Two main classes of molecules
Glucoseaminoglycans associated with protein to form proteoglycans
fibrous proteins - the major fibrous proteins are collagens – there are 24 of them
Ultimately, matrix molecules make up such gross structures as ligaments and tendons

22. Fibroblasts are specialized for collagen production
Notice that the collagen strands are laid out in a criss-cross fashion that confers maximum strength

23. The ECM has a complex role in regulating behavior, survival, shape and function of the cells associated with it.

24. An example – cultured cells
Immortalized epithelial cells – for example mammary tumor cells - can be raised in primary cell culture
If they are kept suspended in medium, they look and act just like amoebas
If they are allowed to settle on a glass or plastic surface, they spread and multiply until a confluent layer is formed, but this layer doesn’t look like or function as an epithelium
If they are allowed to settle on a collagen surface, they form an artificial epithelium with tight junctions and apical-basal polarity, and begin to indulge in ion and fluid transport.

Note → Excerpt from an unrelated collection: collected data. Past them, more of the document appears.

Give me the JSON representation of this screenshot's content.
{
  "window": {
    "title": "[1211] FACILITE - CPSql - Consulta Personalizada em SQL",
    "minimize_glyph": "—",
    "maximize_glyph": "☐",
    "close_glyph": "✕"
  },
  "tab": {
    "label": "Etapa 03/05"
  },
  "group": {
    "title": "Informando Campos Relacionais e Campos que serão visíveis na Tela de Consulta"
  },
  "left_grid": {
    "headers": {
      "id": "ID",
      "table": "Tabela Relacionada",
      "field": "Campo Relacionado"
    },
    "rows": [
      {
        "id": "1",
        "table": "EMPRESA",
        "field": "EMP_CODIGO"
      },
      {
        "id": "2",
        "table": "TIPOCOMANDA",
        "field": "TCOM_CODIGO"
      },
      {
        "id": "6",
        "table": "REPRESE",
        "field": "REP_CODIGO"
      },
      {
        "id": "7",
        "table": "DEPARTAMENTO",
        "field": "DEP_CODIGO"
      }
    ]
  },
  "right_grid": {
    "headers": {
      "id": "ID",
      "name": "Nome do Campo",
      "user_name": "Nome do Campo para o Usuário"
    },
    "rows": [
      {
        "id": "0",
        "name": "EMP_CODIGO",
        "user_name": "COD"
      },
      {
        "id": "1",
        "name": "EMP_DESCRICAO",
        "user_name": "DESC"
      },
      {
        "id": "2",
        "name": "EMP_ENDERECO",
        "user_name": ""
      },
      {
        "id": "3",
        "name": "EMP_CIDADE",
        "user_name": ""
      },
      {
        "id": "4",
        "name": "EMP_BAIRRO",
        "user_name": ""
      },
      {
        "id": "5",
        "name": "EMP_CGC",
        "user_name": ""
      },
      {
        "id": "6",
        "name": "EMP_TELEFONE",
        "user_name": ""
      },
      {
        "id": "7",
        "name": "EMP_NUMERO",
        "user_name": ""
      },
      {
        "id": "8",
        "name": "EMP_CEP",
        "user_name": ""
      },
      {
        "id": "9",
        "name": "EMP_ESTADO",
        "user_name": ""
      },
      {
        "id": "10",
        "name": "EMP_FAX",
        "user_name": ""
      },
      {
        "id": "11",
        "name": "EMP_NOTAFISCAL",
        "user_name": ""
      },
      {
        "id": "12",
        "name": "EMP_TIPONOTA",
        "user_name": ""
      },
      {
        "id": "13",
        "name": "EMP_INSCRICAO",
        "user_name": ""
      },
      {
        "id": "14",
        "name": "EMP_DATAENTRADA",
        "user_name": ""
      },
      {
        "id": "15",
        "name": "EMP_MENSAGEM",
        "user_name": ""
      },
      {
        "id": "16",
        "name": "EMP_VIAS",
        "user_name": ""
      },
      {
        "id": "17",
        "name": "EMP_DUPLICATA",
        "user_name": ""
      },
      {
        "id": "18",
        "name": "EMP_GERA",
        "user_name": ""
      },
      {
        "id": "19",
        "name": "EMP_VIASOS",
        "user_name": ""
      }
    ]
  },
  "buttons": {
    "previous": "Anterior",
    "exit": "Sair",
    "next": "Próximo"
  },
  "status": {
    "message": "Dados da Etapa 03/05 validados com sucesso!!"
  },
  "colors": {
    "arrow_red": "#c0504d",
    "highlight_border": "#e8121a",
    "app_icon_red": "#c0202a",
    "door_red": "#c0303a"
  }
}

25. Typically, cells have and use multiple types of adhesion molecules

26. Example 1 – Leukocyte migration in response to chemokines

27. Events from previous slide
Step 2. Inflammatory mediators cause vascular endothelial cells at site of infection to express selectins that adhere to leukocyte cell surface (a similar interaction causes platelets to adhere to a damaged endothelium to initiate blood clotting)
Step 3. Binding of selectins to the leukocyte causes it to activate integrins – these attach it to Ig family adhesion molecules on endothelial surface
Step 4. Leukocyte behavior changes – it begins to creep like an amoeba through the junctions between endothelial cells
Once in the extracellular space, leukocyte migrates toward source of chemokines –using focal contacts to attach to the extracellular matrix

28. Example 2: Onset, maintenance and termination of mammary gland function

29. First, some definitions
Basal lamina, secreted by epithelial cells
Reticular lamina, formed by fibroblasts
Together make up the basement membrane, the form of extracellular matrix associated with epithelial and endothelial tissues

31. Prolactin sustains lactation by manipulating the interaction of alveolar cells and basement membrane
During pregnancy, steroid hormones estradiol and progesterone from the placenta, stimulate proliferation of mammary alveolar and duct cells
After delivery, prolactin, a protein hormone from the pituitary, initiates milk secretion: integrin-laminin interaction stimulates expression of milk proteins by alveolar cells. The same interaction also promotes cell survival and proliferation.
End of lactation is initiated by drop in prolactin secretion. Matrix metalloproteases (MMPs) disassemble the matrix, removing survival signals. Most mammary alveolar cells undergo apoptosis, and milk production stops.